Tu es aussi témoin du cheminement de l’Église du Congo. Quels sont les aspects les plus significatifs de ce cheminement pour toi comme missionnaire?
D’abord visuels. Quand je suis arrivé au Congo, aux célébrations eucharistiques, autour de l’autel, je ne voyais que des missionnaires blancs et quelque rares prêtres congolais. Maintenant c’est le contraire. Par exemple, notre province combonienne était en majorité composée des italiens; aujourd’hui, la majorité de ses membres sont des congolais. J’imagine que Comboni, en voyant cela, se réjouit au ciel.
J’ai été, pendant sept ans, recteur du sanctuaire d’Anuarite à Isiro, un lieu privilégié de rencontre et de foi profonde pour nos mamans et nos papas. Certaines personnes m’ont marqué par leur témoignage de foi; avec d’autres, j’ai tissé des rapports de grande amitié, de fraternité et de confiance. Je me rappelle des catéchistes Mbelenge et Simon, de Nangazizi (Isiro). Nous avons travaillé ensemble pendant dix ans dans l’harmonie, l’estime et la fraternité. Je leur dois beaucoup pour leur sagesse et sincérité. J’ai rencontré dans les mamans de vraies mère et sœurs. Elles savent voir des choses que nous, les hommes, ne voyons pas. Leurs conseils et admonitions ainsi que leur amitié sincère a toujours été pour moi un don de Dieu.
Ici à Kinshasa, je continue de rencontrer des témoignages édifiants, des personnes consacrées et laïcs, des âmes vraiment amoureuses de Jésus. Comboni nous pousse maintenant à aller de l’avant. Sont nombreux les témoignages des hommes et femmes de ce pays qui nous disent clairement que nous avons des saints inconnus parmi nous. Je crois que c’est le moment pour l’Afrique de porter l’Évangile au monde.
Malgré tes 80 ans, je te vois encore très vigoureux. Que t’inspire ce passage du psaume 91,15 : «Vieillissant, il fructifie encore, il garde sa sève et sa verdeur. » ?
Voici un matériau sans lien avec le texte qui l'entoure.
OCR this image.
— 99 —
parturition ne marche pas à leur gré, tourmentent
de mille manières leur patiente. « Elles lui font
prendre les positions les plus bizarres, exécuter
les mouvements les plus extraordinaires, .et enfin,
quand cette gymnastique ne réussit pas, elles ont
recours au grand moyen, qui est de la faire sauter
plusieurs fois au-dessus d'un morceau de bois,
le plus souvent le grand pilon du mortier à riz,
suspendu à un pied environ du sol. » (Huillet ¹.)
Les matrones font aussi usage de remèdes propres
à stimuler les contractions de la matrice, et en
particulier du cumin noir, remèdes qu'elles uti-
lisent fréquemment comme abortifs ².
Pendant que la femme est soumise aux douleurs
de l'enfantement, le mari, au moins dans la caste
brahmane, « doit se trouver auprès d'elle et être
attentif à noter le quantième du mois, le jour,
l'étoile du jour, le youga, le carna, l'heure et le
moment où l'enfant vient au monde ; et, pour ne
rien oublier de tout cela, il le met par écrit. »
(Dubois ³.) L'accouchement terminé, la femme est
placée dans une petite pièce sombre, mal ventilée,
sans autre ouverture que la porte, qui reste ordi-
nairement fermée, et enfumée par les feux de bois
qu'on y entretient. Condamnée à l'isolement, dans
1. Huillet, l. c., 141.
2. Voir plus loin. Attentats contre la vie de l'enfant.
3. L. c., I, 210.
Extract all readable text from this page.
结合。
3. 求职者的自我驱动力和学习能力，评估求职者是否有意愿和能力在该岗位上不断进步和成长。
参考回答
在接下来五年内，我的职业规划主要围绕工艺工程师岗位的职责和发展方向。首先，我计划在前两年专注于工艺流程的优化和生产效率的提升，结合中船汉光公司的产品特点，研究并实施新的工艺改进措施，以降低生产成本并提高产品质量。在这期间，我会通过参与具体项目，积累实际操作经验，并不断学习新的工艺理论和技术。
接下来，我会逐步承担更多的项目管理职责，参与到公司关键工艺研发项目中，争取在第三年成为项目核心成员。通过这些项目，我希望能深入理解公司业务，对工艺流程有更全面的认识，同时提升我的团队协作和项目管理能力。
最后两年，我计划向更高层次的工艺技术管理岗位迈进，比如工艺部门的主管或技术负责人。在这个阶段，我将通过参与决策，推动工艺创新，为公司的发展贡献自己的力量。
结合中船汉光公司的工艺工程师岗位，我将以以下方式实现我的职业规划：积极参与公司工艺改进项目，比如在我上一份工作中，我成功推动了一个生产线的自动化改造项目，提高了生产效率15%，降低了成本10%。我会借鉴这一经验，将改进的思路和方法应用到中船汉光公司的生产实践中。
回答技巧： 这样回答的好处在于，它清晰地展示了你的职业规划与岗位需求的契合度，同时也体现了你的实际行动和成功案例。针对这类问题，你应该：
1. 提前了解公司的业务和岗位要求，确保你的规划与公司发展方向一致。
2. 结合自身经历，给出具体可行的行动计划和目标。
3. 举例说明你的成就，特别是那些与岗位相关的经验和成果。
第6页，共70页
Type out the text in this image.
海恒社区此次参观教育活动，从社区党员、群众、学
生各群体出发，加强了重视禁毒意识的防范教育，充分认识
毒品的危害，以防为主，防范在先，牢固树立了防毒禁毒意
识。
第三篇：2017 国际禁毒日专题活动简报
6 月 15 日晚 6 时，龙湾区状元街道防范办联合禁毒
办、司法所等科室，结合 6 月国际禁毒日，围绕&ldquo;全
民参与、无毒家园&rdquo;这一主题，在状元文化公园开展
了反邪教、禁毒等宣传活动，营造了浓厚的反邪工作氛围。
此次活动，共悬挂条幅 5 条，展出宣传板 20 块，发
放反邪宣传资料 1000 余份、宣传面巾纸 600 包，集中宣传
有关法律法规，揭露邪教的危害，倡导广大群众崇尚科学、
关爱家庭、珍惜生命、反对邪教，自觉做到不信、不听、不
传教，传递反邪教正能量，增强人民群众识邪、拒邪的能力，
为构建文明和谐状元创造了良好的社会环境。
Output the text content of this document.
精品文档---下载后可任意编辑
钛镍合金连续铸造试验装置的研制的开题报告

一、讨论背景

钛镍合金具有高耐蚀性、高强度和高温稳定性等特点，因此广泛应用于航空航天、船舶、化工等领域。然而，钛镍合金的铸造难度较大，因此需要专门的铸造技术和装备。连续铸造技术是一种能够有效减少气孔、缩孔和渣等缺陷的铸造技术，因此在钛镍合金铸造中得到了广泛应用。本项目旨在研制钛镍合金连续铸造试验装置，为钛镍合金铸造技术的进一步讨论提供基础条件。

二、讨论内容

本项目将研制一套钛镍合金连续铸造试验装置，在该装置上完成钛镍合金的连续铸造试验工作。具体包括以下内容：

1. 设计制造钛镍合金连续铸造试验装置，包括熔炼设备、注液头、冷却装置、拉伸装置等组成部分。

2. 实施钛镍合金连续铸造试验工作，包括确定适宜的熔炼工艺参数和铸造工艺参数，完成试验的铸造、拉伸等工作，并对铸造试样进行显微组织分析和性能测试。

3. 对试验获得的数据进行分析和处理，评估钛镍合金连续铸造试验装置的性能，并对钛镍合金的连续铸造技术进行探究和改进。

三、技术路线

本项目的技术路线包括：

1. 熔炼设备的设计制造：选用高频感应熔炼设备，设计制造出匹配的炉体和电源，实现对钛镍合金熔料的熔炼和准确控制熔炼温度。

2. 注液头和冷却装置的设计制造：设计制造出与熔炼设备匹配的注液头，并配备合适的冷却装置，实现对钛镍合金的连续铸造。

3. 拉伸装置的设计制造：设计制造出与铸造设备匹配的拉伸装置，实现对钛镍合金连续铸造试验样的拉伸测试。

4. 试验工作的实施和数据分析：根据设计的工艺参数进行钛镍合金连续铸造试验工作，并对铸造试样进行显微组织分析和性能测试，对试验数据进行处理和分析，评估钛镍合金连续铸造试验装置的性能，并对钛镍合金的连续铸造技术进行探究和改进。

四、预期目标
Je sais que je suis presqu’à la fin de ma course. Maintenant, je cherche à me corriger avant qu’il soit trop tard. C’est pour cela peut-être que le Seigneur me donne encore plus d’occasions pour aider, pour réconforter les cœurs troublés et les âmes en peine. Jamais, comme ici à Bibwa, je n’ai rencontré autant de personnes qui viennent chez moi pour un réconfort de foi et non pour demander de l’aide matérielle. Je remercie le Seigneur pour tout le bien qu’il me donne d’accomplir. Ma vieillesse est un don merveilleux de joie; je peux vous rassurer que mes années n’ont pas été “ peine et misère ” (Ps 89); mais une histoire pleine d’expériences d’amour et de joie, car je suis convaincu qu’il y a plus de joie à donner qu’à recevoir (Actes 20,35).